On peut dire que la lecture, chez Gilberte à Tansonville, du journal des pseudo-Goncourt, illustre ce qu’aurait été l’univers d’« Un amour de Swann » aperçu sans longue-vue, c’est-à-dire se réduisant à une pluie de détails concrets sans approfondissement psychologique. Cette réflexion se voit prolongée dans « L’Adoration perpétuelle » (p. 192-193), à travers le jeu de mots sur ce qu’il faut entendre par édition originale, ici de François le Champi : la courte vue matérialiste prêtée aux Goncourt collectionneurs, est écartée au profit d’une psychologie des profondeurs s’appuyant sur le long terme de la durée vécue, au moment de retrouver, grâce à ce livre, pour le sujet, non pas une précieuse édition originale, mais ses plus précieuses impressions originales.

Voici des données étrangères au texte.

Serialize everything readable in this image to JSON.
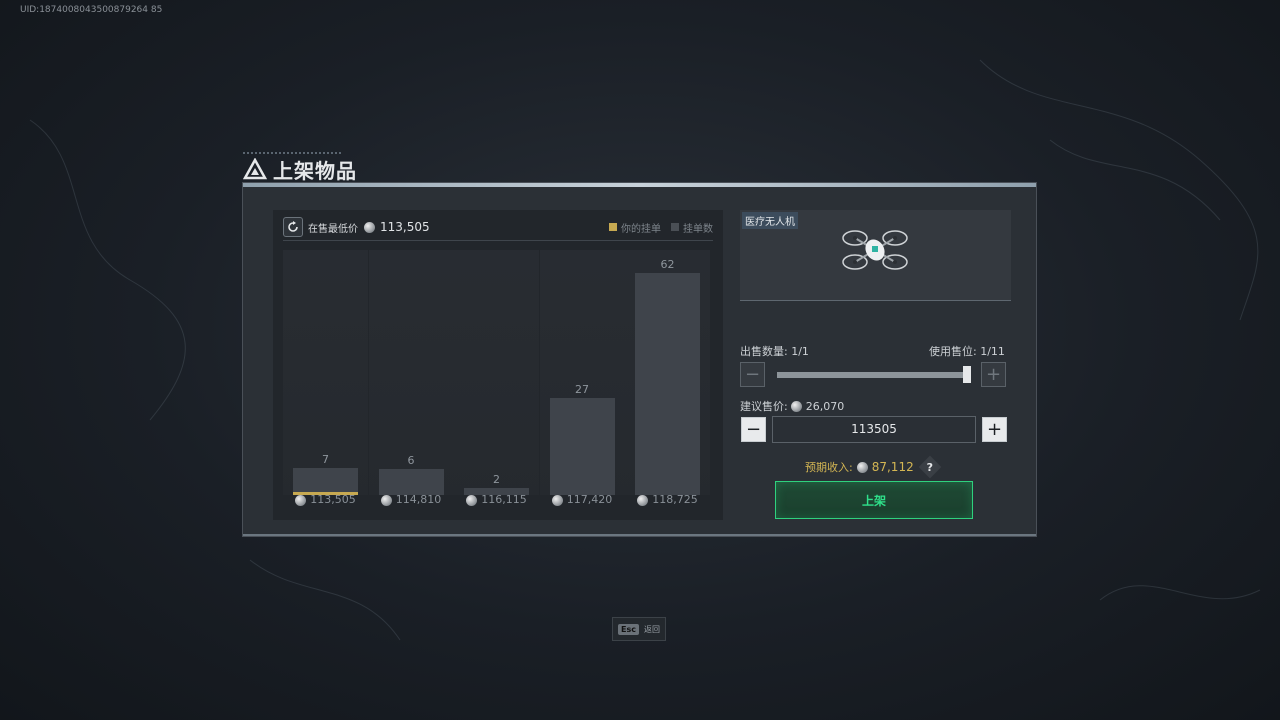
{
  "uid": "UID:1874008043500879264 85",
  "dialog": {
    "title": "上架物品"
  },
  "chart": {
    "lowest_label": "在售最低价",
    "lowest_value": "113,505",
    "legend_mine": "你的挂单",
    "legend_count": "挂单数",
    "colors": {
      "mine": "#c7a951",
      "count": "#4a4f55"
    }
  },
  "chart_data": {
    "type": "bar",
    "categories": [
      "113,505",
      "114,810",
      "116,115",
      "117,420",
      "118,725"
    ],
    "values": [
      7,
      6,
      2,
      27,
      62
    ],
    "ylim": [
      0,
      62
    ],
    "legend": [
      "你的挂单",
      "挂单数"
    ],
    "mine_index": 0
  },
  "item": {
    "name": "医疗无人机",
    "icon": "drone-icon"
  },
  "sale": {
    "qty_label": "出售数量",
    "qty_value": "1/1",
    "slot_label": "使用售位",
    "slot_value": "1/11",
    "qty_fraction": 1.0,
    "suggest_label": "建议售价",
    "suggest_value": "26,070",
    "price_input": "113505",
    "expected_label": "预期收入",
    "expected_value": "87,112",
    "help": "?",
    "list_button": "上架"
  },
  "footer": {
    "esc_key": "Esc",
    "esc_text": "返回"
  }
}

Certains personnages manifestent une telle courte vue en raison de leur manque de recul, ce recul qui leur permettrait d’apercevoir d’une façon plus générale, en surplomb, le sens à dégager du comportement des autres protagonistes. Emblématique est ici précisément la myopie de Bloch (p. 45), qui certes lui permet de ne pas aller au Front, mais surtout l’empêche de voir les lois que met en œuvre l’héroïsme de Saint-Loup ; la myopie est l’exact contraire de la longue-vue. De même, le héros est obligé de se tenir à l’arrière-plan de Françoise et du maître d’hôtel, voyant ainsi plus loin qu’eux à propos de l’héroïsme de l’officier, qu’ils ignorent ou dont ils ne mesurent pas les raisons (p. 148). Mais il est certain que la courte vue à plus long terme, si l’on peut dire, concerne les personnages tels que Swann et Charlus, que le narrateur de « L’Adoration perpétuelle » appelle les « célibataires de l’art » (p. 197), et qualifie d’ébauches informes de l’artiste : ils sont à l’image de Moïse mort en vue de la Terre promise, quant à eux restés à distance de la possibilité de créer, de se réaliser dans l’art, car dans cette œuvre cathédrale sont mises en scène des figures comparables à celles de l’Ancien Testament, qui ont attendu la promesse sans la voir s’accomplir, que le portail des monuments médiévaux place en regard d’autres figures du Nouveau Testament ayant connu la Révélation.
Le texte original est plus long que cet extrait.